Archive

Archive for the ‘how-to’ Category

Secure remote access to subversion repository

December 3rd, 2009 sam No comments

I was dealing with problem how to remotely access subversion server in secure way. There are (as far i know) two basic ways to do this and I was not satisfied with neither of them, due to some security and hard-to-setup-or-maintain problems. So I have created my own way how to remotely access subversion repository in secure and easy way.

First, I’ll try to describe existing ways to do this and what problems they have.
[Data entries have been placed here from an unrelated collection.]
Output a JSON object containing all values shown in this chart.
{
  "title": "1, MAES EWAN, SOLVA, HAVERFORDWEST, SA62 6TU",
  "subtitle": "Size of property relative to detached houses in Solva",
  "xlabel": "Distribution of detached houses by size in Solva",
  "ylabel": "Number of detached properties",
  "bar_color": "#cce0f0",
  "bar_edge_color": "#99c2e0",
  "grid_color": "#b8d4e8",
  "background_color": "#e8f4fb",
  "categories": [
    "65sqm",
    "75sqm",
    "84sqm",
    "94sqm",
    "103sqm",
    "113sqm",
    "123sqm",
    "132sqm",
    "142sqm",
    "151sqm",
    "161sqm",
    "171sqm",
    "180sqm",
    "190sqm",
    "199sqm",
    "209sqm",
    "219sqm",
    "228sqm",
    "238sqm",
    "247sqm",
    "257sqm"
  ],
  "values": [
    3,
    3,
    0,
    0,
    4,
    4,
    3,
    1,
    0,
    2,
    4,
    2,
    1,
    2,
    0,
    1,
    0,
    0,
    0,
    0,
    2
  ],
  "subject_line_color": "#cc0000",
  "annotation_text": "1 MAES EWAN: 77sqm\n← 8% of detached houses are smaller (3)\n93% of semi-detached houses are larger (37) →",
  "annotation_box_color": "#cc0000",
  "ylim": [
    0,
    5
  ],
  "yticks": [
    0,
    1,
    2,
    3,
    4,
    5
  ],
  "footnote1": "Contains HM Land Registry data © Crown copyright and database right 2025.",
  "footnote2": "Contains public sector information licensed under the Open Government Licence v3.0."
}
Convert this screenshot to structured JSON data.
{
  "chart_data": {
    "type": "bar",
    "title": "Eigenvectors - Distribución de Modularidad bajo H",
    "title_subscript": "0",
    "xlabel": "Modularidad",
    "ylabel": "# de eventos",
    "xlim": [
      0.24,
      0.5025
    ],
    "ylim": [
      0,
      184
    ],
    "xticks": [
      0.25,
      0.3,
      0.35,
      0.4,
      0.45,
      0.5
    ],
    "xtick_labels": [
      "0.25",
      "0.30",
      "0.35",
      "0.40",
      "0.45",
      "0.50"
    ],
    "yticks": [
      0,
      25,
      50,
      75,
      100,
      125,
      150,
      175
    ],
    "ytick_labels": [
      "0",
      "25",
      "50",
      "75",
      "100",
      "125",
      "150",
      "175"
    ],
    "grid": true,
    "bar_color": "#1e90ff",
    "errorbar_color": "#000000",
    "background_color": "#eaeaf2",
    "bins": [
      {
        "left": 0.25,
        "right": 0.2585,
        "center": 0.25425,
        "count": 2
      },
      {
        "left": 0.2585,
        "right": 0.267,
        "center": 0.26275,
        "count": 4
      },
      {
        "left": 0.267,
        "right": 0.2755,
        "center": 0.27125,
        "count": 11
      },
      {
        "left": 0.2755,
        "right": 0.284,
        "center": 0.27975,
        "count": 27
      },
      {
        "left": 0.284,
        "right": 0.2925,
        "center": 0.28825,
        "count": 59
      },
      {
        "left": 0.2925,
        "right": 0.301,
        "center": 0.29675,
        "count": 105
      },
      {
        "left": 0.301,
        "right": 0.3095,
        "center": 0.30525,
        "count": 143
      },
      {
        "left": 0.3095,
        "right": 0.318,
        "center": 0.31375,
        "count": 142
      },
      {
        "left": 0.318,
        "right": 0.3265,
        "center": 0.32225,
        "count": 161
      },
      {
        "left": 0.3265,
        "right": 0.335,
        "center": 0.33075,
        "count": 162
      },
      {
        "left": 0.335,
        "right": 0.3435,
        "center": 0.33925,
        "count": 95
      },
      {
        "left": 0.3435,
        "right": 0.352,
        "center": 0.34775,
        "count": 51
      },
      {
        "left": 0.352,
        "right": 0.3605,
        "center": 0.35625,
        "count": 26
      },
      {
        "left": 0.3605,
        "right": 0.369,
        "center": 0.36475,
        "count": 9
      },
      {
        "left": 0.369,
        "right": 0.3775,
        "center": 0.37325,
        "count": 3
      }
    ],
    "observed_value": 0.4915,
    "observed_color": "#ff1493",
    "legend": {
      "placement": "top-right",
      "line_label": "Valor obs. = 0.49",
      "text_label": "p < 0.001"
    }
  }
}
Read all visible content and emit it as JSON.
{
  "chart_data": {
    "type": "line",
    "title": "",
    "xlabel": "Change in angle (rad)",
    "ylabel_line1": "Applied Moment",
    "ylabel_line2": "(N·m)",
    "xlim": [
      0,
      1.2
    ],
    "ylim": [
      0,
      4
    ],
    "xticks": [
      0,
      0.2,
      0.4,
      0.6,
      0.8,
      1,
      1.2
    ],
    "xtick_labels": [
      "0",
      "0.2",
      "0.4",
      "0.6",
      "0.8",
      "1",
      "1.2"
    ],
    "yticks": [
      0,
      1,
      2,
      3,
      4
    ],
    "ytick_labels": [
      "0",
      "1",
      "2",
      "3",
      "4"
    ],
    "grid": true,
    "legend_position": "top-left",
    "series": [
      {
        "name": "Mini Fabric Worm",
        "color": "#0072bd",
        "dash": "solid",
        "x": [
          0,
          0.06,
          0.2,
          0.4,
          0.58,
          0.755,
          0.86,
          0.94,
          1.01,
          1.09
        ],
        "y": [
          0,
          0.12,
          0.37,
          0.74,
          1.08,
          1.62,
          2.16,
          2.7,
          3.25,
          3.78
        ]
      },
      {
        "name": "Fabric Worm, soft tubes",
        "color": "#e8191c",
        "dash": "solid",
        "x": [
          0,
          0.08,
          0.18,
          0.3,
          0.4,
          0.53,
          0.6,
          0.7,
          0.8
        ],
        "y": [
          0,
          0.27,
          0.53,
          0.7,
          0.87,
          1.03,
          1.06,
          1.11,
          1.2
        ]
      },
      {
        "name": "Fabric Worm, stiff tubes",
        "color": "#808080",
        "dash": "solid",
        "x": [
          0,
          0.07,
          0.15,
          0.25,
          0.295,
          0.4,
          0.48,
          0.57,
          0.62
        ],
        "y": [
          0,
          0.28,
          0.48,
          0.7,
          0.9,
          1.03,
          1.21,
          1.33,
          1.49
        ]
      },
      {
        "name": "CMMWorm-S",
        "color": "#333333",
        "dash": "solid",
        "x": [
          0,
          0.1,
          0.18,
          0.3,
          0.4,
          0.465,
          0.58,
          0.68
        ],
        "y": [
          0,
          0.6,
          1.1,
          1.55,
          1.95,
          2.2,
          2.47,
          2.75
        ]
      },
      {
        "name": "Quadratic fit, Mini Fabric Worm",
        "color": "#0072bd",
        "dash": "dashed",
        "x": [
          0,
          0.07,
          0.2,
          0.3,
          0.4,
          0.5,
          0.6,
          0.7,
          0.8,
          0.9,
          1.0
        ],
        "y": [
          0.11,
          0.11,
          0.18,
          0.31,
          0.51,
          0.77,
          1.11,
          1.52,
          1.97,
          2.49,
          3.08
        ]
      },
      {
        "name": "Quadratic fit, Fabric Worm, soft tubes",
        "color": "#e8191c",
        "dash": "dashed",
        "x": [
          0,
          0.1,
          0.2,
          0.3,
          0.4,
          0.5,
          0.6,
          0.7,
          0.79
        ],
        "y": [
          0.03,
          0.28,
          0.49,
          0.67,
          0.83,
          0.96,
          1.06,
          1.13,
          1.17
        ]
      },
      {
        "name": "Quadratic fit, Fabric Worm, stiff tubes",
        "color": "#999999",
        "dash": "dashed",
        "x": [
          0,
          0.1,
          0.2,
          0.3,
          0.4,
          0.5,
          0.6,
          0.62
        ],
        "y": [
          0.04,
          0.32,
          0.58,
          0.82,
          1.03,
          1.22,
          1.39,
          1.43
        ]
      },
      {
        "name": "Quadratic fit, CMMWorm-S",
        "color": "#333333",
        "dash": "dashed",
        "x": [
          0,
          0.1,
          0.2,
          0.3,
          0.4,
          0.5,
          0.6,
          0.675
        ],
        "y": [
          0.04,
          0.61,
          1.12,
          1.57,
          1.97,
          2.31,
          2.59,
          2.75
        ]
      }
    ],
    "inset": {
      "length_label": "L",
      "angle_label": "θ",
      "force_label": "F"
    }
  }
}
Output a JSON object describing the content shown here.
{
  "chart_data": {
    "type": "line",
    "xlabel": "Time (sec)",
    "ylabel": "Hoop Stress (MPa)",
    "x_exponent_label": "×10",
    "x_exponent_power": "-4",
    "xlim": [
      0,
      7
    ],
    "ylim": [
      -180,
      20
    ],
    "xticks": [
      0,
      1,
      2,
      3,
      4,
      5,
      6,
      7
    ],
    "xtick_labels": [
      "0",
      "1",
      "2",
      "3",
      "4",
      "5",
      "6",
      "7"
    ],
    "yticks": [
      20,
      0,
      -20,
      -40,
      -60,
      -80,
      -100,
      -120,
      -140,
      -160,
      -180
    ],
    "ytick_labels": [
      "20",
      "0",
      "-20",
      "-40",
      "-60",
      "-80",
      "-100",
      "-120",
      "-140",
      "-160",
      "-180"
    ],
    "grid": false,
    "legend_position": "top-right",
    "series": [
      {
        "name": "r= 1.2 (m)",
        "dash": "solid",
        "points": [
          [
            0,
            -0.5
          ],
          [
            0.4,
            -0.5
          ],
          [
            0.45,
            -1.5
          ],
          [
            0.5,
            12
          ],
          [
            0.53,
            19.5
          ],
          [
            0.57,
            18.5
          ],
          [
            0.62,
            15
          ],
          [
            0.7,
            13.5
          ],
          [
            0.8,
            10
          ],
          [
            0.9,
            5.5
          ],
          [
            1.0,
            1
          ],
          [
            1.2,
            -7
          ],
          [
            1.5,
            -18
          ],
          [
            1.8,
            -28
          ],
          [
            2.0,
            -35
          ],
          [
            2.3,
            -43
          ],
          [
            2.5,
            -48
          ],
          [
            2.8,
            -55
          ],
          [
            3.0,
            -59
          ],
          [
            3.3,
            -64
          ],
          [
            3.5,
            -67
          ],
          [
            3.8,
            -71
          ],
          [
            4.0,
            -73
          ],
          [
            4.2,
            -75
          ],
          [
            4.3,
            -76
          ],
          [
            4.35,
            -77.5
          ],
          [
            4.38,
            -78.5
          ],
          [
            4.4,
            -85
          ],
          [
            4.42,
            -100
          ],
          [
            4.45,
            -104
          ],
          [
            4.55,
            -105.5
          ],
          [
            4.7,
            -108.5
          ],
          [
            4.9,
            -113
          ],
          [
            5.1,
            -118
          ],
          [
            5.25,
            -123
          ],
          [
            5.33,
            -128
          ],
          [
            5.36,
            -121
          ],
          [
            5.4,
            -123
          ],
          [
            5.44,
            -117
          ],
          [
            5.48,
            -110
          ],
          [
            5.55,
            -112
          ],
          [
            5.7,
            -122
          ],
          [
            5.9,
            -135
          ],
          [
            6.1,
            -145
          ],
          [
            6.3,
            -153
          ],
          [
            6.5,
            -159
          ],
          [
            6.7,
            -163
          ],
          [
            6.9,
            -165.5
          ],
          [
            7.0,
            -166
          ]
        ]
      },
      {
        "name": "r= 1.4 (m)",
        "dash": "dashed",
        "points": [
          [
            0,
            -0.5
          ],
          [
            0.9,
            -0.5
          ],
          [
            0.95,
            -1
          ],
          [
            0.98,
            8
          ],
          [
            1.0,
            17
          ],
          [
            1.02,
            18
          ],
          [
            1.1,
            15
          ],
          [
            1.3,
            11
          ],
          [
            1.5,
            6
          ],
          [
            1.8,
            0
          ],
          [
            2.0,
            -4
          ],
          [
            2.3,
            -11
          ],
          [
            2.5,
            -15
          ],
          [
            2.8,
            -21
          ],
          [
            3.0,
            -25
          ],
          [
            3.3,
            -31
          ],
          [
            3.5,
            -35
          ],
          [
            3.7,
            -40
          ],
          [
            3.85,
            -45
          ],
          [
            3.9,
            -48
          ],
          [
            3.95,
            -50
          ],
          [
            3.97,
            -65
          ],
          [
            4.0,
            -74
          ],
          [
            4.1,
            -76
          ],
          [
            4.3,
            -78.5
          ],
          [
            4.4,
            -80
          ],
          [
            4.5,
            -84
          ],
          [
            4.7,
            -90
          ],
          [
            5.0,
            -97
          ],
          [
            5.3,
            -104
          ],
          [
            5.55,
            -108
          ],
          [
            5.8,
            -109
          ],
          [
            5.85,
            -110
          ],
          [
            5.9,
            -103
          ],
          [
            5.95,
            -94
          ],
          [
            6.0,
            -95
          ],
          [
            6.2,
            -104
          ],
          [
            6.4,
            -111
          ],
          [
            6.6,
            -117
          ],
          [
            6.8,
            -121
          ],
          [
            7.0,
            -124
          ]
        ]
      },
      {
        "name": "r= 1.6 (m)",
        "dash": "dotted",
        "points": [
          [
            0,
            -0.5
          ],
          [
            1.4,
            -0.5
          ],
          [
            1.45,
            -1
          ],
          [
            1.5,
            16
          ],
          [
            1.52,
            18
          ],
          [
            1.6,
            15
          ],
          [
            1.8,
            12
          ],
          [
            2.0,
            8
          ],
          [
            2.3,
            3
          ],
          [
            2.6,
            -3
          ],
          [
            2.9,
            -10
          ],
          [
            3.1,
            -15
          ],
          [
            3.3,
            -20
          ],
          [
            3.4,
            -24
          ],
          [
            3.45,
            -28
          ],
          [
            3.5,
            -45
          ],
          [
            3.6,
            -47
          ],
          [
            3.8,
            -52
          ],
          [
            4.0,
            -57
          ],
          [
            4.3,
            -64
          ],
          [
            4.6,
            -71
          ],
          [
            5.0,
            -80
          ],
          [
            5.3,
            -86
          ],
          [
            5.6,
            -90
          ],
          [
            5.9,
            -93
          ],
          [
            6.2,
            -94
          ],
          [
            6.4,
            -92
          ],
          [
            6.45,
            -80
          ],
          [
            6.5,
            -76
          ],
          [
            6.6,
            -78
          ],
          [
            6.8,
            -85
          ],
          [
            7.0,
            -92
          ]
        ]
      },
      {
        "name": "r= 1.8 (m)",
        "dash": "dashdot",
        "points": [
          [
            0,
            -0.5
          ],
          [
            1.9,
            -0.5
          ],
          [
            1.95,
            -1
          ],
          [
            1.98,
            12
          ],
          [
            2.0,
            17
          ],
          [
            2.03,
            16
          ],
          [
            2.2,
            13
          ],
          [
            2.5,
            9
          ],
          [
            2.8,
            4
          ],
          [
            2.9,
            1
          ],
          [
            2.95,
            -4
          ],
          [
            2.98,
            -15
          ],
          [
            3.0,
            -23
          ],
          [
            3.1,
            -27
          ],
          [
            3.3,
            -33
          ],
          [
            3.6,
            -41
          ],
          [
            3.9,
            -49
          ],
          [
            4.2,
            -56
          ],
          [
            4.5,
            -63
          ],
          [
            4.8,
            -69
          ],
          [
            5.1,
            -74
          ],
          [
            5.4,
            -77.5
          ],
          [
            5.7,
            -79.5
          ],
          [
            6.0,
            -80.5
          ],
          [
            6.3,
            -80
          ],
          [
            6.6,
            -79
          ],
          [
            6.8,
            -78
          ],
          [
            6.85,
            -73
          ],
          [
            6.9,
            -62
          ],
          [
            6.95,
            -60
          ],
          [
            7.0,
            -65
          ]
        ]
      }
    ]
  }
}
I’m not mentioning use of svnserve listening on widely open Internet port, because this is so insecure that I’m not going to talk about it.

Apache DAV Subversion module

Pros:

  • You can use Apache modules  for user authentication (ie. via LDAP)
  • Use PKI certificates to secure network communication channel
  • Access rights managed by subversion configuration (svnserve.conf)

Cons:

  • Apache ? What is it some dummy alternative to nginx or lighttpd ?
  • You have to use Apache and its modules – this means one more layer with possible security problems and bugs (proper use PKI certificates will prevent most of this problems, but not all of them)
  • iI you run single instance of Apache, it will have read-write permission to your subversion repositorories, so will all possibly buggy web apps running under Apache – thats huge security problem – one bug in your web CMS can give attacker full access to all your repositories – thats nothing I’m dreaming off
  • Of course, you can run second instance of Apache to prevent previously mentioned problems, but this is second instance of Apache you have to take care of, configure it, maintain it and another point of possibly security problems.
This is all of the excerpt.